By noon, he had studied the test results for three of the applicants. No smoking guns, no signs of incipient pathology. Across the board, the signs of depression, the suicide indexes, were extremely low. Lash replaced the stacks of paper into their respective folders; stood; stretched; then went down to the cafeteria for another espresso.
He walked back to his temporary office more slowly than he had left it. There was only one folder left: Lewis Thorpe’s. Thorpe, who specialized in invertebrate biology and enjoyed translating the poetry of Bash — o. Lash had spent several nights rereading Narrow Road to the Interior, putting himself in Lewis’s shoes, trying to feel what he’d felt in the testing suite, in that sun-filled Flagstaff living room where he had died under the gaze of his own infant child.
Eagerly — yet a little warily — Lash broke open the seal on the fourth folder.
It took less than half an hour to realize that what he most feared was, in fact, true. Lewis Thorpe’s test results showed him to be as normal and well adjusted as the rest. They showed an intelligent, imaginative, ambitious man with a healthy self-regard. No indicators for depression or suicide.

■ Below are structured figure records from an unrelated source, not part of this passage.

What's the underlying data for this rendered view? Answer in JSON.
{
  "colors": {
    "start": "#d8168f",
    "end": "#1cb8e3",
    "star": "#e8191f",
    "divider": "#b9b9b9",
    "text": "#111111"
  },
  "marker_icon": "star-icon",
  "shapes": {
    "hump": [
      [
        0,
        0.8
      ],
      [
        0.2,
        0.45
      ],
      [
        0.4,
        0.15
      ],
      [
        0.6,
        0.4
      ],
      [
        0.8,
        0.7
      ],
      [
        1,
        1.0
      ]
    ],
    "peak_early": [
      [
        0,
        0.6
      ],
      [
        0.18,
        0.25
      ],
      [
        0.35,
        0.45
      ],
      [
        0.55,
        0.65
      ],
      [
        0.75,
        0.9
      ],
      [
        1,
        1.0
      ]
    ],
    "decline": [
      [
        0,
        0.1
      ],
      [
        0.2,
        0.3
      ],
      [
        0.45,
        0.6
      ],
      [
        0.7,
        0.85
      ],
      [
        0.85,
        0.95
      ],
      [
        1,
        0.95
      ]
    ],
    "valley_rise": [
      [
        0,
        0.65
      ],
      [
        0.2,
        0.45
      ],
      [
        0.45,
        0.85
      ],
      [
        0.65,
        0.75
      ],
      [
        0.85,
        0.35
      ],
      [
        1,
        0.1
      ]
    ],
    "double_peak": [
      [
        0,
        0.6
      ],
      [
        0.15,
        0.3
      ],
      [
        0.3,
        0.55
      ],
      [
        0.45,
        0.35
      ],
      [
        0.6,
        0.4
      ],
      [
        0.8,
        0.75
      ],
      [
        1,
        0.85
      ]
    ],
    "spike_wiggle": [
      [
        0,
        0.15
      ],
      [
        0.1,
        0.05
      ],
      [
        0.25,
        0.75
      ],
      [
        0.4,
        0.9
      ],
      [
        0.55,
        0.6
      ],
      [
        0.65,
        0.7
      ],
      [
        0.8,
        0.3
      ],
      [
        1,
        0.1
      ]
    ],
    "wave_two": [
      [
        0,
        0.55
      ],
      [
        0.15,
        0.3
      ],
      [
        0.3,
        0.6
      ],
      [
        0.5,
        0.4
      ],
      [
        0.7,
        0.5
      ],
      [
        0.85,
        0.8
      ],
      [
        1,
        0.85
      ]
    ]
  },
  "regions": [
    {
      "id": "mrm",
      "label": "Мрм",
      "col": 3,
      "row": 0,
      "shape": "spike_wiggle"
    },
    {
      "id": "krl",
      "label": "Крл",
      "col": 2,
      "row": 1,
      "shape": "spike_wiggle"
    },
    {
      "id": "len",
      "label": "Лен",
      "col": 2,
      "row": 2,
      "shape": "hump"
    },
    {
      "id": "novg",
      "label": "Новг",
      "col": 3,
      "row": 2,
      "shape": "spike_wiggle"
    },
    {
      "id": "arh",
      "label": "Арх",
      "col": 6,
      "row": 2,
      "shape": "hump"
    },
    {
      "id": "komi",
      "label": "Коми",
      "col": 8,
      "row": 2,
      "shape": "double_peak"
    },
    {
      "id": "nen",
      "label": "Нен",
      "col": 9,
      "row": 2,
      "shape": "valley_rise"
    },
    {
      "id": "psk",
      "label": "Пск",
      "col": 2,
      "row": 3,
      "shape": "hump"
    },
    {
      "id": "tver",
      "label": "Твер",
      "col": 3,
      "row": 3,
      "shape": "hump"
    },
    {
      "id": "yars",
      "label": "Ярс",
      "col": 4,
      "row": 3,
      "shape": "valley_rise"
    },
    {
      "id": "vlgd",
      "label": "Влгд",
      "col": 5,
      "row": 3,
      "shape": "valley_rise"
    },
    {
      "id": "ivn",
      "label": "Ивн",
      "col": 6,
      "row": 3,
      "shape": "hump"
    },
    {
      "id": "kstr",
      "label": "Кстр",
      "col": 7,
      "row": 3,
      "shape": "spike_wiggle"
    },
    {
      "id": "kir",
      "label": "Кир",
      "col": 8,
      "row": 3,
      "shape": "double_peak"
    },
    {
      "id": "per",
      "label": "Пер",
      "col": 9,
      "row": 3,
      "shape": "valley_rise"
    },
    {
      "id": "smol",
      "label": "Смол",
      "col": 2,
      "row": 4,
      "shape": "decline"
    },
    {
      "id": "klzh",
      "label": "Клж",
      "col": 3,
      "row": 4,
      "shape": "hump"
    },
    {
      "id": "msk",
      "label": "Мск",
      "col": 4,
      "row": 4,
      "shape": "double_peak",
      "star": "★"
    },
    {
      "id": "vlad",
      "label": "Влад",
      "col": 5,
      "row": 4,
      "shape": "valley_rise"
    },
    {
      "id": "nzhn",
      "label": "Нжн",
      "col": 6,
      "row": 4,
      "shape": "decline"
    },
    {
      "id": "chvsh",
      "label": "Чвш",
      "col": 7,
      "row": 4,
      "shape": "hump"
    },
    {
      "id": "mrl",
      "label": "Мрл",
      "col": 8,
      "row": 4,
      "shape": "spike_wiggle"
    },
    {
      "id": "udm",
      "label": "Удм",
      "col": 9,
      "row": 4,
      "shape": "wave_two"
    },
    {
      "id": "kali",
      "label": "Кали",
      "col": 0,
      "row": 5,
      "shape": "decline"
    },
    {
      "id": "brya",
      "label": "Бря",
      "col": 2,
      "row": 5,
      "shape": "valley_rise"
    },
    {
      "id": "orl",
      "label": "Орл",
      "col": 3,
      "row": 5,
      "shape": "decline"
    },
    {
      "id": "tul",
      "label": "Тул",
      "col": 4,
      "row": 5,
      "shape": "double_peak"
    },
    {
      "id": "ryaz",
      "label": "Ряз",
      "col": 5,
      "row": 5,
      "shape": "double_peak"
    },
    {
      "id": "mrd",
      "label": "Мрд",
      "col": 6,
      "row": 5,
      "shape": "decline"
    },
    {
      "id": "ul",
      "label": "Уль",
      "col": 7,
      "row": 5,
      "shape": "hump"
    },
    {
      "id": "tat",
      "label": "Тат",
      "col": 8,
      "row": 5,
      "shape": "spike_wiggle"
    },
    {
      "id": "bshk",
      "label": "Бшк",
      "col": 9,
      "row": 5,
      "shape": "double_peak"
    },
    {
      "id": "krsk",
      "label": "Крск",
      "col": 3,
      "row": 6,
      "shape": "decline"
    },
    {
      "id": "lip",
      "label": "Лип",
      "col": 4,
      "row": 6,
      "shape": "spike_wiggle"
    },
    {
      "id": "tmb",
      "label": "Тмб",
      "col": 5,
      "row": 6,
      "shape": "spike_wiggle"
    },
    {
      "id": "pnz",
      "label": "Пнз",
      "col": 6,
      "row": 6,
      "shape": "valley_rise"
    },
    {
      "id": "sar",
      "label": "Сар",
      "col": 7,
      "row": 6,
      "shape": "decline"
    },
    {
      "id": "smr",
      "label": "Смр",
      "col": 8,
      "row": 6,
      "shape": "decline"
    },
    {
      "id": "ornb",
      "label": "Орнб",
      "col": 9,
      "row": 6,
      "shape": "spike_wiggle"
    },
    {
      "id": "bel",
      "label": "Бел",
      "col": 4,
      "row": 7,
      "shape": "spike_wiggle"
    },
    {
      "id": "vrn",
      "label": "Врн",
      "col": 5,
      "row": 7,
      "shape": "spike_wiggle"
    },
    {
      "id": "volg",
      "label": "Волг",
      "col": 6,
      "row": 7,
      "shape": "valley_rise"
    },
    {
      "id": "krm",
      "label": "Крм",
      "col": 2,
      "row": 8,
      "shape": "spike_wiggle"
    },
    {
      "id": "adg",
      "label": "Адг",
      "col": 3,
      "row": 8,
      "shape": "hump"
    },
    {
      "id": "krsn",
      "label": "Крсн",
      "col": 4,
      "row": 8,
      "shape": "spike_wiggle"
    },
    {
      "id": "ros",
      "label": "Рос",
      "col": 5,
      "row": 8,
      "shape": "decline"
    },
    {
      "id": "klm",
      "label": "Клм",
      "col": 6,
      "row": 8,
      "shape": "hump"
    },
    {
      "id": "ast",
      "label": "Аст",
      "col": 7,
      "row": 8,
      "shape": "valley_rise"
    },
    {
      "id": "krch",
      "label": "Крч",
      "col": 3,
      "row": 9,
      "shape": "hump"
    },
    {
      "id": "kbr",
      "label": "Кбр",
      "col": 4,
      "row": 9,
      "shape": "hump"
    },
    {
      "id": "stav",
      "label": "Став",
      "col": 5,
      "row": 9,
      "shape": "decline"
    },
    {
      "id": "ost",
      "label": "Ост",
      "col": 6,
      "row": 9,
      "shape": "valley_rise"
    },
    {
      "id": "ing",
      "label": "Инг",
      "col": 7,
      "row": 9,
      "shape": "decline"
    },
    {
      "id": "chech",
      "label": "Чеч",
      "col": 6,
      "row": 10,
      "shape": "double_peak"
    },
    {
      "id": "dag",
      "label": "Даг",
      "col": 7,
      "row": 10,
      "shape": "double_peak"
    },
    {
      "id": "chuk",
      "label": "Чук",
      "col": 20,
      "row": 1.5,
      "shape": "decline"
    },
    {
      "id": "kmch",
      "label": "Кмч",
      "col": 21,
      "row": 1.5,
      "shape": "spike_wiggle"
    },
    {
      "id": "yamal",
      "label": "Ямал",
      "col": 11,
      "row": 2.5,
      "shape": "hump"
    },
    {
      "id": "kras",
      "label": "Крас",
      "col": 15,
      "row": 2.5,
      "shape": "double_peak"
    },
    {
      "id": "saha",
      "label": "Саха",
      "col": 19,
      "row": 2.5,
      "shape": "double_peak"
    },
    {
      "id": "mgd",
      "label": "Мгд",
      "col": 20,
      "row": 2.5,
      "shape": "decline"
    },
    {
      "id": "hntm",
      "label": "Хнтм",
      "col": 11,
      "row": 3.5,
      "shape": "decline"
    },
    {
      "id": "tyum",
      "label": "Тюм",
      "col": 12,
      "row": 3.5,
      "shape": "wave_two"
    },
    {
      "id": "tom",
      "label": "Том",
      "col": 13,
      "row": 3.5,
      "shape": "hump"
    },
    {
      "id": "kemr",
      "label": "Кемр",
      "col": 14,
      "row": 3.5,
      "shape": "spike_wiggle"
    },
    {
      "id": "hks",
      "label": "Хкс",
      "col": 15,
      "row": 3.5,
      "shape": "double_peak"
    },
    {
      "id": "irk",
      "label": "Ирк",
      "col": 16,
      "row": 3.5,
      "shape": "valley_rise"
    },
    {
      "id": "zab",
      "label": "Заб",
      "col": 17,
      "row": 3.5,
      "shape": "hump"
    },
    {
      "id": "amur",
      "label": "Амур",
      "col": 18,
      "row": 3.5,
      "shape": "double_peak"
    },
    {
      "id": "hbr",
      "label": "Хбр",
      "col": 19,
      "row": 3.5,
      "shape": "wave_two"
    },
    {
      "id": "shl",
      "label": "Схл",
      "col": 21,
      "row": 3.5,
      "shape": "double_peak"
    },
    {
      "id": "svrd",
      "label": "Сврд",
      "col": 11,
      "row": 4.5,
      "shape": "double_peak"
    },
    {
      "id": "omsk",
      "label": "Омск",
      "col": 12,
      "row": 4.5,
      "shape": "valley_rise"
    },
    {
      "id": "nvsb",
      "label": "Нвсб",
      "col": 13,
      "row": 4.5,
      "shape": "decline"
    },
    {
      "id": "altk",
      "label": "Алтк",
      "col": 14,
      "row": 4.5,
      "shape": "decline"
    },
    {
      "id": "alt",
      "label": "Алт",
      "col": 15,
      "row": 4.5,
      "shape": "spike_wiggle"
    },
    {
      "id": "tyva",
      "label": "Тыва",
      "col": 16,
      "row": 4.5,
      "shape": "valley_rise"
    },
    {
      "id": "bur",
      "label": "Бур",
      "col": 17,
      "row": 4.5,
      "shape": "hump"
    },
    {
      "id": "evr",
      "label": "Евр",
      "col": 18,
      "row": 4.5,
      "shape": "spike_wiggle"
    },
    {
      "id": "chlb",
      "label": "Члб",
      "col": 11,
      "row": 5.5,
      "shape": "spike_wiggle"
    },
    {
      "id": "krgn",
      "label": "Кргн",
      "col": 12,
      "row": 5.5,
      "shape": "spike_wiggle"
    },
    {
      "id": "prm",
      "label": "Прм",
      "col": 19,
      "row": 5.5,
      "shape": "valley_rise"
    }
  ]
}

Lash slumped back in his chair and let the senior evaluator’s report fall from his hands. The tests he’d fought so hard to get brought him no closer to an answer.
There was a knock at his door, and he looked up to see Tara Stapleton leaning in, her long, intent face framed by thick auburn hair.
“Lunch?” she asked.
Lash gathered Lewis Thorpe’s papers together and stuffed them back into the folder. “Sure.”
Already, the cafeteria down the hall felt like an old friend. It was bright and almost festive, and more crowded now than it had been on his two earlier visits. He fell in line at the buffet rail, helped himself to another espresso and a sandwich, then followed Tara to an empty table near the rear wall. She’d taken only a cup of soup and some tea, and as Lash watched she tore open a packet of artificial sweetener and poured it into the cup. Her reserved, preoccupied silence remained. But right now, that seemed all right: he wasn’t eager to field a lot of questions about how his investigation was going.
“How long have you worked at Eden?” he asked after a moment.
“Three years. Since just after its founding.”
“And it’s as great a place to work as Mauchly says?”
“It always has been.”
Lash waited as she stirred her soup, a little uncertain what she meant by this. “Tell me about Silver.”
“How do you mean.”
“Well, what’s he like? He wasn’t at all what I expected.”
“Me, neither.”
“I take it this was the first time you’ve met him face to face.”
“I saw him once before, at the first anniversary celebration. He’s a very private person. Never leaves his penthouse, as far as anybody knows. Communicates by cell or videophone. It’s just him up there. Him and Liza.”